Because it is necessary. The arts contribute so much to the vibrancy and economy of a community and it is so important that those communities foster a healthy arts environment. World class theatre and other performing arts, film/filmmakers, visual art and of course the written word. To that end a road map needs to be created that informs governmental and civic leadership as well as the general public - and artists and creative individuals themselves - what is needed and how to get there.

Denver's last cultural plan was written in 1989. Denver and the world are very different from that time. Today we have creative technologies that didn't exist then. We have smart phones and Facebook and Twitter, and the like. We have also seen a decline in arts education and other elements that support a vibrant arts environment.

So we are creating that road map, that cultural plan that will take us into the next decade. It is called Imagine Denver 2020.

But regardless of the efforts of those of us who have been working on this for over a year, it will not be successful, or useful, if many others are not involved. Make your voice heard. We need to hear from everyone, every neighborhood, every person who cares about Denver and the arts and creativity; we need to hear from those concerned about economic development and how the arts contribute to that.

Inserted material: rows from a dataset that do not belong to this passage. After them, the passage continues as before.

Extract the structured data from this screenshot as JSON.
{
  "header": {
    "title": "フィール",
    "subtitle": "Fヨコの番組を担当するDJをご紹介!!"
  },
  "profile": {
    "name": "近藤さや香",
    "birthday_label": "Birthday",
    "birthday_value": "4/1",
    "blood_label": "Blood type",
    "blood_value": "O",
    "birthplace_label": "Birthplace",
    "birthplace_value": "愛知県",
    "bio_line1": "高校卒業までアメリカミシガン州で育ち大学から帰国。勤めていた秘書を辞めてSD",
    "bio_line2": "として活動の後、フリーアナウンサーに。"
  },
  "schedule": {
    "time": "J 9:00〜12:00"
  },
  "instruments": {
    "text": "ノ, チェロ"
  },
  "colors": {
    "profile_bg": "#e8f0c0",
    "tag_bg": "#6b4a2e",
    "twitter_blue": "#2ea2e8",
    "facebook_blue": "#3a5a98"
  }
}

There are many ways to be involved and to contribute and the easiest is to simply take the survey regarding Denver and its arts and cultural present and future. Go to the website and take the survey. It is easy and doesn't take very long. It is critical that we hear from as diverse a population as possible - we need to hear from you.

Okay, I am off my soap box. Just go to the website and take the survey.